Il Tesoro ha annunciato, con una nota, l’avvio del processo di selezione per «l’individuazione dei consulenti finanziari e legali che assisteranno il Ministero dell’economia e delle finanze nell’individuazione delle migliori modalità di dismissione della partecipazione di controllo nella Banca Monte dei Paschi di Siena e forniranno tale supporto in tutte le fasi di attuazione dell’operazione»
In base a quanto stabilito dal DPCM del 16 ottobre 2020 – prosegue la nota -, la cessione potrà essere effettuata, in una o più fasi, attraverso il ricorso singolo o congiunto a un’offerta pubblica di vendita rivolta al pubblico dei risparmiatori in Italia, ivi compresi i dipendenti del Gruppo Banca MPS, e/o a investitori istituzionali italiani e internazionali, ovvero a una trattativa diretta da realizzare attraverso procedure competitive trasparenti e non discriminatorie, oppure ancora a una o più operazioni straordinarie, ivi inclusa un’operazione di integrazione”. “Obiettivo del Ministero è la piena valorizzazione della partecipazione, da realizzarsi nell’interesse della Banca e di tutti i suoi azionisti, tenuto conto del miglioramento della redditività e dell’accresciuta patrimonializzazione, nonchè delle prospettive di ulteriore sviluppo”, conclude il ministero.
Per il ministro dell’Economia, Giancarlo Giorgetti, sarà in ogni caso difficile riuscire a recuperare i 7 miliardi di euro iniettati a Siena prima con la ricapitalizzazione precauzione del 2017, costata alle casse dello Stato 5,4 miliardi, e poi con l’aumento di capitale da 2,5 miliardi del 2022, a cui i contribuenti hanno destinato 1,6 miliardi. Pur in decisa ripresa, grazie all’azione di risanamento dall’amministratore delegato, Luigi Lovaglio, la banca capitalizza infatti 3,3 miliardi e la quota del Mef vale 2 miliardi.
L’avvio del processo di selezione degli advisor arriva dopo che sulla vendita di Siena c’è stato un acceso dibattito nella maggioranza di governo, con il vicepremier Antonio Tajani, a premere sul pedale dell’acceleratore e la Lega a tirare la leva del freno. Il tutto mentre i rumor su un possibile collocamento in Borsa di un consistente pacchetto azionario – il Mef può dismettere fino al 14% senza perdere il controllo di diritto della banca – provocavano più di una turbolenza e costringevano il ministro dell’Economia, Giancarlo Giorgetti, a chiarire come il Mef non avesse “necessità di fare cassa” ma l’obiettivo di “costruire un polo forte bancario”.

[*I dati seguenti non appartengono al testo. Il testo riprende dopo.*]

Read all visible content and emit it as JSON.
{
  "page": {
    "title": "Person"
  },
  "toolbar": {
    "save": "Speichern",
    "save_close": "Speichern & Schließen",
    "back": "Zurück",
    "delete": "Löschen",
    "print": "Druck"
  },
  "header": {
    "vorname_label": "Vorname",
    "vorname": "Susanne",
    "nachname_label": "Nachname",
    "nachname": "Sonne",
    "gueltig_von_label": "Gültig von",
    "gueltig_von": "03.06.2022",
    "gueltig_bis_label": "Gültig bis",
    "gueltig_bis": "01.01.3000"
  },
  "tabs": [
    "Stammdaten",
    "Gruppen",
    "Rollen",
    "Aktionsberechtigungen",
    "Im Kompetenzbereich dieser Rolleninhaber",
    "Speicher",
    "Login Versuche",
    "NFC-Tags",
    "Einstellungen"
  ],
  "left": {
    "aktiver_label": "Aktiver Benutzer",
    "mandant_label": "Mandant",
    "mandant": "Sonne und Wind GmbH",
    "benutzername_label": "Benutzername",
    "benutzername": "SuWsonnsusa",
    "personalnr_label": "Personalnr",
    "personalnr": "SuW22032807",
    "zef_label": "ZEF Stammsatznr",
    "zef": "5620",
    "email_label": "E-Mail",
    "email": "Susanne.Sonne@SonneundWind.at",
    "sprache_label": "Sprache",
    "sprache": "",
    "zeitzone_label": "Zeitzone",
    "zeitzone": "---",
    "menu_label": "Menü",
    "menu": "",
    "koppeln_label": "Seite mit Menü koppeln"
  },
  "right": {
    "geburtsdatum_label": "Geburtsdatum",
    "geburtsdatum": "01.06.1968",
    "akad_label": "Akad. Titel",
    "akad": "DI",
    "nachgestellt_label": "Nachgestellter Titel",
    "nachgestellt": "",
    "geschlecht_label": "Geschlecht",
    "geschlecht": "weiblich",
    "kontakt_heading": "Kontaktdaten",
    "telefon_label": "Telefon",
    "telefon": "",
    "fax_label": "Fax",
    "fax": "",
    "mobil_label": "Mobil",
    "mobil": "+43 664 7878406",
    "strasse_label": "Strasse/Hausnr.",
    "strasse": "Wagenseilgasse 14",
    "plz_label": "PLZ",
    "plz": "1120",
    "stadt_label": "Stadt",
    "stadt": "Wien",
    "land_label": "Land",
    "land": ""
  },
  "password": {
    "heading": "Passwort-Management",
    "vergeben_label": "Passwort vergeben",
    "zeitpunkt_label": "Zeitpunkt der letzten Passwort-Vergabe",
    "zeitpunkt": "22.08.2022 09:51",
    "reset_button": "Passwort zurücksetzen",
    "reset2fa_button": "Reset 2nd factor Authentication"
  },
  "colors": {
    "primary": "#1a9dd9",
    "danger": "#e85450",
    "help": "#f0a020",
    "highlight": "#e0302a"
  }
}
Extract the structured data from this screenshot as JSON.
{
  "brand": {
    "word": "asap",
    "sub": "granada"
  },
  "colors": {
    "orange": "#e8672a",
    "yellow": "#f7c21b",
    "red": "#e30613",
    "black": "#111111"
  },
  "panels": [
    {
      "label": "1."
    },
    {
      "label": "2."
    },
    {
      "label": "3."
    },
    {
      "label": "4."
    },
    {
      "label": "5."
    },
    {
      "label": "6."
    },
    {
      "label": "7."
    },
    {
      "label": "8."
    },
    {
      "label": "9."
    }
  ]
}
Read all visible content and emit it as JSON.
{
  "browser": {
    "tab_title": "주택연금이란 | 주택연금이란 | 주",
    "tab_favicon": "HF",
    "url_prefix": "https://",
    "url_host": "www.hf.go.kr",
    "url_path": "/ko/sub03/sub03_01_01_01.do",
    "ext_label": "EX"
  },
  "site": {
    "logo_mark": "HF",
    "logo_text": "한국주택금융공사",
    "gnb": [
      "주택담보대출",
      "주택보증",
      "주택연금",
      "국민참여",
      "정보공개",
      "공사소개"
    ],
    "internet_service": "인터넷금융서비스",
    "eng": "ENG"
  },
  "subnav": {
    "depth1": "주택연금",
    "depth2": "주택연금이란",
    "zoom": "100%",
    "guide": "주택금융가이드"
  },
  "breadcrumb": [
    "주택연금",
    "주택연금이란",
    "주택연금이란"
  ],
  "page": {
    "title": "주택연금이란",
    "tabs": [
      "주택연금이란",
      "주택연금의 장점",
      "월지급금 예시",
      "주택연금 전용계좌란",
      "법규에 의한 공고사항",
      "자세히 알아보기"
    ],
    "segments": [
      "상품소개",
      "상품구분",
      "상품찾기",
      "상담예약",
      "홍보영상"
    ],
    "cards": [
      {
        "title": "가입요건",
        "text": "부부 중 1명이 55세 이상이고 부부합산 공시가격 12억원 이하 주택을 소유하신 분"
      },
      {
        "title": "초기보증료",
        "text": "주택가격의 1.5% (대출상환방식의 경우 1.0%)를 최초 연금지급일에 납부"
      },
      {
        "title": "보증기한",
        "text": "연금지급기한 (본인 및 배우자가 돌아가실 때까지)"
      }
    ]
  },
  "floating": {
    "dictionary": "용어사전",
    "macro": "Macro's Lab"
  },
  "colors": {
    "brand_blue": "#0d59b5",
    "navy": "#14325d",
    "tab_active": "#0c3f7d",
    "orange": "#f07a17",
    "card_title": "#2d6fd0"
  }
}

A imporre allo Stato di vendere è la Ue, con un termine che dovrebbe scadere, dopo essere stato già prorogato una volta, nel 2024. L’obiettivo appare però non facile, se non altro per mancanza di pretendenti. Le candidate naturali per la costruzione del terzo polo – Banco Bpm e Bper – non ne vogliono sentir parlare. Il presidente di Banco Bpm, Massimo Tononi, ha ribadito qualche giorno fa che la sua banca, che a dicembre presenterà un piano stand alone, non ha “alcuna intenzione” di aggregarsi con Mps. Stesso discorso per Bper che il mercato vede diretta verso la Popolare di Sondrio sotto la regia di Unipol, primo azionista di entrambe. Non bastasse, l’ad Piero Montani ha categoricamente escluso appena una settimana fa il minimo interesse per il Monte. Da Siena si tiene lontana anche Unicredit, sfumate le nozze per cui le 2021 aveva chiesto al Tesoro una dote di 8 miliardi, mentre a sfavore del Credit Agricole, che pure a interesse ad ampliare la rete distributiva dei suoi prodotti, gioca la casacca francese.